San Francisco-based Lookout provides security such as anti-malware for mobile phones. It decided to decipher exactly what mobile apps do when they run, and it found that apps are tapping into personal data and accessing other phone resources without telling users. The company is unveiling the survey at the Black Hat security conference this week in Las Vegas (where I will do live reporting). At the conference, mobile security will be a hot topic.
About 29 percent of the free apps on Android access a user’s location data, while 33 percent of the tens of thousands of free apps on the iPhone access location data. About 14 percent of iPhone apps access personal contact data, while 8 percent of Android apps do so. The difference is largely due to the different security measures used by the two platforms, said John Hering, chief executive of Lookout. Google, for instance, relies on crowdsourced community policing for its security, while Apple handles security on its own.
Some of the findings are alarming. Hering said that an Android wallpaper app transmitted the user’s phone number to a Chinese developer, for no apparent reason. That app was downloaded by 50,000 people.
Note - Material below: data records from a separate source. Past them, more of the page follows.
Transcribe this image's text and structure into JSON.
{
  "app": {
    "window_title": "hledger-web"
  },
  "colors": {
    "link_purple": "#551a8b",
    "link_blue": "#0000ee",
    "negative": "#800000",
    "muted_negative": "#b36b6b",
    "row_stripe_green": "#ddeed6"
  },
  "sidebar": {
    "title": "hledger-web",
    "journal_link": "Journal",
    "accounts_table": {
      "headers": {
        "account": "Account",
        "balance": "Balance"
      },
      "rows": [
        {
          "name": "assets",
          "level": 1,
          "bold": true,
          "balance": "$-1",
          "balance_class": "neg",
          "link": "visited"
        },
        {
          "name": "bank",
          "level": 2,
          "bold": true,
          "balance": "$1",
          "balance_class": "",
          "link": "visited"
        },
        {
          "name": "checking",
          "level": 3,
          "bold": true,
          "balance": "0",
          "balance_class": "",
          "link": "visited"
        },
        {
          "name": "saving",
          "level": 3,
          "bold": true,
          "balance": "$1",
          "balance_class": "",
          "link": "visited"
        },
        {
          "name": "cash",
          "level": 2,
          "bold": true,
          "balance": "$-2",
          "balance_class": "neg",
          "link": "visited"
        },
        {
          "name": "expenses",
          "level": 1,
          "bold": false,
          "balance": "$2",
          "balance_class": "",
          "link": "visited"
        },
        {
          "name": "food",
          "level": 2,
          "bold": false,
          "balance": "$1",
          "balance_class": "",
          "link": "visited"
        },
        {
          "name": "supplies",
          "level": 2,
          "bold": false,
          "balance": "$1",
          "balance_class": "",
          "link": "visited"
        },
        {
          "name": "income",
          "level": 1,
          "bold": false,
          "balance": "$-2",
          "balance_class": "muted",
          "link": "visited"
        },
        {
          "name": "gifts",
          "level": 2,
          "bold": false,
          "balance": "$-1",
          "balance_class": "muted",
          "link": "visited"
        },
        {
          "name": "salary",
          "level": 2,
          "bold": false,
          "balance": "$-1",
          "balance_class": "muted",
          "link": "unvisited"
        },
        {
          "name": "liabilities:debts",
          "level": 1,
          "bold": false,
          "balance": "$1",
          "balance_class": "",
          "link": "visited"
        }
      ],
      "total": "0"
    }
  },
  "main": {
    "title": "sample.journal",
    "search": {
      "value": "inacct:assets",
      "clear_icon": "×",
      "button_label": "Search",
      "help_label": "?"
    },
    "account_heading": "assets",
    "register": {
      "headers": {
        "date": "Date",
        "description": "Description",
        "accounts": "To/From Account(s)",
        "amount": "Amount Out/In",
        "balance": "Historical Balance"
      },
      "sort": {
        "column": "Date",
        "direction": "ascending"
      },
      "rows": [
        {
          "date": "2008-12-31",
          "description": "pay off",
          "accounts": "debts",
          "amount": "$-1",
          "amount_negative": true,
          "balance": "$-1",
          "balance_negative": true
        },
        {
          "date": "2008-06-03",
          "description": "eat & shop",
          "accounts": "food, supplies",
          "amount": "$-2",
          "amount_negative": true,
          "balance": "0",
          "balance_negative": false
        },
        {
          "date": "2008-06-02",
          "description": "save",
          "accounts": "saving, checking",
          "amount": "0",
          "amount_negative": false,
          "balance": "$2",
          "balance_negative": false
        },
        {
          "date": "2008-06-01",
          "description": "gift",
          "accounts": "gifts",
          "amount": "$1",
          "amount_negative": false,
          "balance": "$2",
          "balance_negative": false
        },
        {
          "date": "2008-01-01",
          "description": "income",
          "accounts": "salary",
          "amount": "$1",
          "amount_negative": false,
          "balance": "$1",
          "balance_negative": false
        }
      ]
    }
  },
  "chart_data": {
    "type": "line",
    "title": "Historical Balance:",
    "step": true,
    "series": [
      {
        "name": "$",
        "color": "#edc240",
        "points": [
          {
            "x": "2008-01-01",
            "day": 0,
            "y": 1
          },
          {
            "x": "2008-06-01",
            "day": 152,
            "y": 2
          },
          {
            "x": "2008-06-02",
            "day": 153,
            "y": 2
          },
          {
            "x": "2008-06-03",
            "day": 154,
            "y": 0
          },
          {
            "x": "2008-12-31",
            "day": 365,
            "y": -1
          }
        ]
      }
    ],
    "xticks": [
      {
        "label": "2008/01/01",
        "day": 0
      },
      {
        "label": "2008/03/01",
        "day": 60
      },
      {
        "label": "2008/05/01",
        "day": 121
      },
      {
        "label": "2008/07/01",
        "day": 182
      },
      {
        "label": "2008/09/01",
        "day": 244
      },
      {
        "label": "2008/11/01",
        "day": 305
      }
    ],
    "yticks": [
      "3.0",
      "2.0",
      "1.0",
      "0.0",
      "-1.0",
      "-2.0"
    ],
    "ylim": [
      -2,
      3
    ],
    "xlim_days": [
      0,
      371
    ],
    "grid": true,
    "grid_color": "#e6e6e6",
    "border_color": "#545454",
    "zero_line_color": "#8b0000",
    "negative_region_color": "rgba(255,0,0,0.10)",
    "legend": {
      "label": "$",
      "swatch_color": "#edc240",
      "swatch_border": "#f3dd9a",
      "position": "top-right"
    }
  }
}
Another seemingly legit app made phone calls to Somalia, resulting in huge user bills.
The study also found that a large proportion of apps contain third-party code with the capability to interact with sensitive data in a way that may not be apparent to users or the developers of the apps themselves. The third-party code is generally used for advertising or analytics. The project found that 47 percent of free Android apps included this third-party code, while 23 percent of free iPhone apps use it. Third-party code represents a security risk because it is difficult to update (and patch a vulnerability) on a global basis. Apple changed its terms of service for the iPhone recently because of its concerns about what third-party analytics and other companies were doing with private data.
“The App Genome Project is an important step in securing our mobile phones against threats. With a real-time database, we can quickly identify threats in the wild and swiftly move to protect consumers,” said Hering. “Early results show that platform companies can influence how developers access a user’s location and contact information, and point to the need for developers to be more aggressive about protecting consumers’ personal information.”
Lookout will release the full findings of the App Genome project this week and demonstrate some of the vulnerabilities caused by inadvertent developer practices and problems with the platforms themselves. Third-party ad companies typically gather a person’s location data to deliver targeted mobile ads, but users may not be aware that their location is being shared with a third party. That means the third parties are going to have to act responsibly, said Kevin Mahaffey, chief technology officer at Lookout.
Lookout’s software protects a million users on 400 mobile networks in 170 countries. The company has raised $17 million to date from Khosla Ventures, Trilogy Equity Partners and Accel Partners. It has 25 employees and was founded in 2007 by Hering, Mahaffey and James Burgess — three security researchers who met at the University of Southern California. They drew national attention when they showed how easy it would be toexpose the private data on the cell phones of celebrities at the 2005 Academy Awards. Rivals include Symantec and McAfee.